Doch ist dieser Bereich der Wissenschaft bereit dafür? Dietterich zweifelt daran: «Eine reife Ingenieursdisziplin braucht Sicherheitsmethoden und Risikomanagement. All das fehlt uns.»

Deshalb konnte man sich in diesem Jahr erstmals mit einem «Positionspapier» bewerben, also mit einer Forschungsarbeit, die einen urteilenden Blick auf ein Feld wirft: Was haben die Ansätze der letzten Jahre gebracht? Gehen wir in die richtige Richtung?

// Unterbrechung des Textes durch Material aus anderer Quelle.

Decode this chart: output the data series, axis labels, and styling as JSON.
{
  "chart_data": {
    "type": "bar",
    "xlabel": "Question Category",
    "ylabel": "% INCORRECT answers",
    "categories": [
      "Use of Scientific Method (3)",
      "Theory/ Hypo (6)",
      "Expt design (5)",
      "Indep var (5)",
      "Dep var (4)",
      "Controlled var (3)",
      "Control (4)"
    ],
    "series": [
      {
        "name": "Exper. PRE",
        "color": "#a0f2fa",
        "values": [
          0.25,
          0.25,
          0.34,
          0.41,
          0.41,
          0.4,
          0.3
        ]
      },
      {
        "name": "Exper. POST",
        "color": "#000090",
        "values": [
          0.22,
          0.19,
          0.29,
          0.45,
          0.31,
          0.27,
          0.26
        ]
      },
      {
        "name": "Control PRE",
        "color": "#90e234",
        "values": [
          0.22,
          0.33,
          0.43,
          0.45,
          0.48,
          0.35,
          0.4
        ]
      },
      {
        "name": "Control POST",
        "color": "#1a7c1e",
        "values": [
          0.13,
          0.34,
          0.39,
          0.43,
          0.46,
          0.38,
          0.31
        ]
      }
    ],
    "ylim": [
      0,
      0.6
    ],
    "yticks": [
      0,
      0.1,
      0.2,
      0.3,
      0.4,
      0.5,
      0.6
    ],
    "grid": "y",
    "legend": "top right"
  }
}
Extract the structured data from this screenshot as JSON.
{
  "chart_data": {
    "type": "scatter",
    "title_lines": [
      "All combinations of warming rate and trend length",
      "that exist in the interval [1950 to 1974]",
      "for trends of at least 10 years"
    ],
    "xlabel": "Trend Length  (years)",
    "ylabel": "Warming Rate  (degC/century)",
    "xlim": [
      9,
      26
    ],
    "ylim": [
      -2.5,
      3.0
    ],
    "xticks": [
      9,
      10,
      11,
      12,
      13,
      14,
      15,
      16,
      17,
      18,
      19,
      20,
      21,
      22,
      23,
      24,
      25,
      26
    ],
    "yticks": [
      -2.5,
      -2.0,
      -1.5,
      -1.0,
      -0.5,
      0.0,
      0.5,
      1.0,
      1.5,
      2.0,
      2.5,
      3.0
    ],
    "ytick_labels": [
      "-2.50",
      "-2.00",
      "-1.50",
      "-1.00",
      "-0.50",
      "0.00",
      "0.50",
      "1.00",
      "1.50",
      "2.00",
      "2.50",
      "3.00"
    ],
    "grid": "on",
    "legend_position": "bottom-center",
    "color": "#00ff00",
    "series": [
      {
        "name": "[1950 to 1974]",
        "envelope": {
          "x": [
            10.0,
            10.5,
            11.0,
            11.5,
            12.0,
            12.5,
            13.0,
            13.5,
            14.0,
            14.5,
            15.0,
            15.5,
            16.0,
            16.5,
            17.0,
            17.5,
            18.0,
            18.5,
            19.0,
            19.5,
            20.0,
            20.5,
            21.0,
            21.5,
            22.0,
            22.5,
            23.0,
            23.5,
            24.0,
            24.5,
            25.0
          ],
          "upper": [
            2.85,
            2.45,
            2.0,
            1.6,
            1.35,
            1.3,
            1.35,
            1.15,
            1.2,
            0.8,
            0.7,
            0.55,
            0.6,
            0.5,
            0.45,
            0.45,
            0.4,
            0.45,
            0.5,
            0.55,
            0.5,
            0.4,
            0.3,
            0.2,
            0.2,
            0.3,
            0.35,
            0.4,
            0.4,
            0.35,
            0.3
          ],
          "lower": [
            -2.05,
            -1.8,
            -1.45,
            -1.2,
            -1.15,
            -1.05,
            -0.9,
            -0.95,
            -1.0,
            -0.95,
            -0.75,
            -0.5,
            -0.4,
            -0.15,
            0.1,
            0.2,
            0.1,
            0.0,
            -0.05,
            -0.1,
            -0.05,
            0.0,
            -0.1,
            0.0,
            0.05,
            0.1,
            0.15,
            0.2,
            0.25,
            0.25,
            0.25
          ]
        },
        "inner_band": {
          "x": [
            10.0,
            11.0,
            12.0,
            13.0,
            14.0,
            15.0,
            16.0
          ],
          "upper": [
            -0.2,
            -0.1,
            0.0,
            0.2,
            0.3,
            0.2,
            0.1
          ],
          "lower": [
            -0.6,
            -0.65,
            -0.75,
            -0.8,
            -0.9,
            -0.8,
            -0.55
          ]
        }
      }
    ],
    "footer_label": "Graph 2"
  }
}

Die Vortragenden stellen aber auch unbequeme Fragen, zum Beispiel: Welche Verantwortung hat die Forschungsgemeinschaft in Bezug auf autonome Waffen? Drohen Desinformation oder gar der Roboteraufstand, wenn man Sprachmodelle offen verfügbar macht?

Im Vergleich zu den Vorträgen mit komplizierten Formeln und Simulationen wirken die Beiträge zu diesen Themen aber noch etwas unbeholfen. Man merkt, dass es die theoretischen Ideen von Technikern sind, denen der Austausch mit Fachleuten fehlt.

Und doch, die Vorträge sind gut besucht, die Diskussion ist angeregt. Auch in der App, mit der sich Konferenzbesucher nach Interessen organisieren können, zeigt sich diese Tendenz. Dort liegen drei Themen bei der Zahl der interessierten Nerds nah beieinander: «KI-Sicherheit», «AI in Finance» und «Brettspiele».